Thursday, April 16, 2020

First Circuit holds that deemed-made clause in claims-made policy requires only notice of the possibility that a claim will be brought against the policyholder



On September 23, 2013, the SEC began investigation of an investment advisory firm called F-Squared.  An investigation order (the "Formal Order") indicated that the SEC had information that tended to show that from at least January 1, 2009, F-Squared had distributed false and misleading advertisements to clients or prospective clients in violation of law. 

On October 2, 2013, the SEC served a subpoena on F-Squared in connection with the investigation. On October 18, 2013, upon request from F-Squared, the SEC provided it with a copy of the Formal Order.

F-Squared had been issued a primary insurance policy by Columbia Casualty Company for two consecutive policy years.  For the first year, October 3, 2012 to October 3, 2013, F-Squared had an excess policy from Federal Insurance Company,  The total limit between the two insurers for that  policy year was $10 million.

For the second policy year, October 3, 2013 to October 3, 2014 F-Squared had additional excess coverage from Zurich and XL, for a total of $20 million in coverage.

The policies were claims made policies that provided coverage for "any claim first made against F-Squared during the policy period."  The policies had a "deemed-made" clause under which a claim is deemed "first made" upon "an insured being identified by name in an order of investigation [or] subpoena . . .  as someone against whom a civil. criminal, administrative or regular proceeding may be brought."

F-Squared notified the insurers of the investigation and requested coverage under the policies. Columbia and Federal paid their combined $10 million policy limit for the 2012-2013 policy year.

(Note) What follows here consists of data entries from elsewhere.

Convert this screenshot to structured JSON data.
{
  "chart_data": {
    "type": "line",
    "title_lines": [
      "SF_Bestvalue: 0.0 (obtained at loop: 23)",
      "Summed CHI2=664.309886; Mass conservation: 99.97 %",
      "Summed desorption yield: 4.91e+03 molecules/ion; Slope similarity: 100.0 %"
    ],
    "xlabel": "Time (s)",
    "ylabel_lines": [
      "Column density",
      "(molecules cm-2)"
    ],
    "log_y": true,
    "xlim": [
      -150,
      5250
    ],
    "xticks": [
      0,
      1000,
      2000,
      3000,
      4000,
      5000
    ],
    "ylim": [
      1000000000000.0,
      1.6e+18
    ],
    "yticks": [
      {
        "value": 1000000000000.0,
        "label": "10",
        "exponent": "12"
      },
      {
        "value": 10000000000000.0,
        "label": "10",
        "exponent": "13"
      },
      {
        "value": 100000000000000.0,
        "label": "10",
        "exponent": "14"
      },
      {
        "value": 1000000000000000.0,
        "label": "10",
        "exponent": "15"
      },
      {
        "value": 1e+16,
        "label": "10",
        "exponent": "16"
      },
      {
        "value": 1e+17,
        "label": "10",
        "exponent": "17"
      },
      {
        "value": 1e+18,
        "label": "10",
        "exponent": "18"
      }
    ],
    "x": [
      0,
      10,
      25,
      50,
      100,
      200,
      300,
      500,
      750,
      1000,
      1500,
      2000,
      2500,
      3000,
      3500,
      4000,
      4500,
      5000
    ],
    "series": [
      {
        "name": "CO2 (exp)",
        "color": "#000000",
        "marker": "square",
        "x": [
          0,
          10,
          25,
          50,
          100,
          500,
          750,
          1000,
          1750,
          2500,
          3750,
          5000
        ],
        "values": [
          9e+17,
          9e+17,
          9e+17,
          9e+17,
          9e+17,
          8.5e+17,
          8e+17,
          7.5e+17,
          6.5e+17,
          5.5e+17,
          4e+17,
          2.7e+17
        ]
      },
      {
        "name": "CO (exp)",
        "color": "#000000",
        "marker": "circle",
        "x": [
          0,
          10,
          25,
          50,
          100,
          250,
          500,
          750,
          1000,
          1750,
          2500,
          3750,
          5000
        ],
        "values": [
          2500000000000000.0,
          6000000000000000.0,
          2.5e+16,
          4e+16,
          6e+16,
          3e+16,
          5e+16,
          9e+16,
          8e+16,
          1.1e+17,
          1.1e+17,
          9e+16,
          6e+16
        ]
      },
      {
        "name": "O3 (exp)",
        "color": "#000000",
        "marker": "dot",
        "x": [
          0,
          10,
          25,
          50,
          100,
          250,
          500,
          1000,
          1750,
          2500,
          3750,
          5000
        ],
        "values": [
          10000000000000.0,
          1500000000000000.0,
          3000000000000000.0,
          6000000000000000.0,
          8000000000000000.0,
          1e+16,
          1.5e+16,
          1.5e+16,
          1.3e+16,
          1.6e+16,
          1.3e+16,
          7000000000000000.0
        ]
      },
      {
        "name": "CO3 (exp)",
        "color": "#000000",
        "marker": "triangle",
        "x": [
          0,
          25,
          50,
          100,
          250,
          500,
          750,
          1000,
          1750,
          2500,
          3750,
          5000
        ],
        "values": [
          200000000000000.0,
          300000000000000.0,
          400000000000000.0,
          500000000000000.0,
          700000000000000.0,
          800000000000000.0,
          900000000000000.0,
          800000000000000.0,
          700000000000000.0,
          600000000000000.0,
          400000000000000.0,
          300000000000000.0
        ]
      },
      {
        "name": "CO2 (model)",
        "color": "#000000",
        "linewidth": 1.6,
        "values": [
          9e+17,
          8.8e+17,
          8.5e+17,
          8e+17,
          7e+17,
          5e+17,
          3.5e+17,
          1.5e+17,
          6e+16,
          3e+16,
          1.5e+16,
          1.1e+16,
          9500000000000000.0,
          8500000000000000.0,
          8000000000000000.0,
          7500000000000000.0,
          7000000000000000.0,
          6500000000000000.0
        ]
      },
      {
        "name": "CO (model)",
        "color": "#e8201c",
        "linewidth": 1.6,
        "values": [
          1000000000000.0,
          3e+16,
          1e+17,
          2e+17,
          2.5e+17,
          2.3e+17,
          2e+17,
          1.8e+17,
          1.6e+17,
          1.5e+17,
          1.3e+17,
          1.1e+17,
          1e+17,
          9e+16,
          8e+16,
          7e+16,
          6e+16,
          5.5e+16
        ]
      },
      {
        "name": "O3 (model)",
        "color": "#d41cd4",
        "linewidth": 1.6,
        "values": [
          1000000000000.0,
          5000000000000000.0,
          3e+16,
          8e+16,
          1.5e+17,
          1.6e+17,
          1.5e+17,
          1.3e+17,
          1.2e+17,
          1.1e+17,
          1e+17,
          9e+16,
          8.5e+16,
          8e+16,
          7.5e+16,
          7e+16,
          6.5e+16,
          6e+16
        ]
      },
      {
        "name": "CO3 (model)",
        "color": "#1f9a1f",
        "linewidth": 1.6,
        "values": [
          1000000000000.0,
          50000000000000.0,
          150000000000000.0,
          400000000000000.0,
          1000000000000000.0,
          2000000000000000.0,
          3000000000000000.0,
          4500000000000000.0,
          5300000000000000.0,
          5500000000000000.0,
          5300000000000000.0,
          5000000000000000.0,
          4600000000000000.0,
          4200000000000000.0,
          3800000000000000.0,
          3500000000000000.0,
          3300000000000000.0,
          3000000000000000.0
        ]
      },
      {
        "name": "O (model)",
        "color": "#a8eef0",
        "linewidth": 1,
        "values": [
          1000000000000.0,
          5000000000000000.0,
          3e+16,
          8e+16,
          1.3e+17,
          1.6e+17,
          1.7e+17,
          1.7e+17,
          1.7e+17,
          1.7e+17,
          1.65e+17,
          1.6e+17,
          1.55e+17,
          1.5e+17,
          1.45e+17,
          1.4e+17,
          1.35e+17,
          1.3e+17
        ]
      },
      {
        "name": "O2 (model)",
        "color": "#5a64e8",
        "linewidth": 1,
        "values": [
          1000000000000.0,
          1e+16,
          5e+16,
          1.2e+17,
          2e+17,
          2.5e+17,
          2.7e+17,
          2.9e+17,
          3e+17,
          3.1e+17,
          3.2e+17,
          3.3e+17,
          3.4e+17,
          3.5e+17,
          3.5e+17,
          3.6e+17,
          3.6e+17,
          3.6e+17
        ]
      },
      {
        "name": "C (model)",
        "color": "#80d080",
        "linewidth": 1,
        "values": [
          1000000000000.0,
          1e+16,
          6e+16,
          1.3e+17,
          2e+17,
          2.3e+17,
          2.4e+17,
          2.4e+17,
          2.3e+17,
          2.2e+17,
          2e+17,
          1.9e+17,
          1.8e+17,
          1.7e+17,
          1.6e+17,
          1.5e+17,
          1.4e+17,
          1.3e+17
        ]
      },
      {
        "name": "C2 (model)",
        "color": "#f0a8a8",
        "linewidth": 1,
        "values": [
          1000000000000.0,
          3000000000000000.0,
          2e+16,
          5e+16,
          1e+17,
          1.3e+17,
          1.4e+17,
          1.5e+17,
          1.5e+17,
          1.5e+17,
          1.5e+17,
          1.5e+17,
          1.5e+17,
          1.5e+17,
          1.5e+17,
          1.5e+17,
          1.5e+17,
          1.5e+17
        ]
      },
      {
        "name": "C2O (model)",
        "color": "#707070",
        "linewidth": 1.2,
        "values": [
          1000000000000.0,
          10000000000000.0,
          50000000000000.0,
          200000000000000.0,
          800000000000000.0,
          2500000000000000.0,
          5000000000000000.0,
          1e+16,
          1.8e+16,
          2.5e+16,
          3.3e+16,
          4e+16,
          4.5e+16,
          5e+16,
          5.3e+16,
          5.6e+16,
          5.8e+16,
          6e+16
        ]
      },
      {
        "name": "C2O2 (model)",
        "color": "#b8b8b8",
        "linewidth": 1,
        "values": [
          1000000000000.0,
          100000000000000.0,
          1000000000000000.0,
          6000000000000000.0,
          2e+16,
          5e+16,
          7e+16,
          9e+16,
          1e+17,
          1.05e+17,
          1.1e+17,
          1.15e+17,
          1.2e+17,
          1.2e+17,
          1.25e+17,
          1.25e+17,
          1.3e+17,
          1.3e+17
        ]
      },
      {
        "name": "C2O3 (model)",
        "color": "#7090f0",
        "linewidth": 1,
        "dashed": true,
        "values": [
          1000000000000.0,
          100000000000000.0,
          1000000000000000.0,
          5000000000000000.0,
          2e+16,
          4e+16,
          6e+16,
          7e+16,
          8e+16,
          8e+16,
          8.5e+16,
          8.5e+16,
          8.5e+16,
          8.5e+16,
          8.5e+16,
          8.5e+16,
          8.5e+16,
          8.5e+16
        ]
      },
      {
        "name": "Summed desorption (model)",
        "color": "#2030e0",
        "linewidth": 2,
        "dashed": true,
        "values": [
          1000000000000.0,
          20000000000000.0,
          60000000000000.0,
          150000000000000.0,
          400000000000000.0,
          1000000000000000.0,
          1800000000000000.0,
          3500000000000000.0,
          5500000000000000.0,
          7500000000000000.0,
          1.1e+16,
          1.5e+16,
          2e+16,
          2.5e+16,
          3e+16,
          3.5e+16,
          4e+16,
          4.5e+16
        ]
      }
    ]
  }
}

The other excess insurers denied coverage on the basis that the SEC investigation constituted a claim that was first made prior to the 2013-2014 policy year.

F-Squared filed for bankruptcy.  Craig Jalbert, in his capacity as trustee of the F2 Liquidating Trust, sued the excess insurers.   He argued that the deemed-made clause was inapplicable because the Formal Order did not state that the SEC would bring a proceeding against F-Squared.  He argued that the phrase "may be brought" in the deemed-made clause required a "reasonable possibility," not a  "weak possibility" of a claim.  He asserted that the Formal Order did not indicate whether and to what extent SEC proceedings against F-Squared were a reasonable possibility.

In Jalbert v. Zurich Services Corp. 953 F.3d 143 (1st Cir. 2020), the United States Court of Appeals for the First Circuit disagreed.  It held that the deemed-made clause precluded coverage because the word "may" in the clause required only notice of a possiblity that a proceeding will be brought, and the Formal Order expressed such a possibility.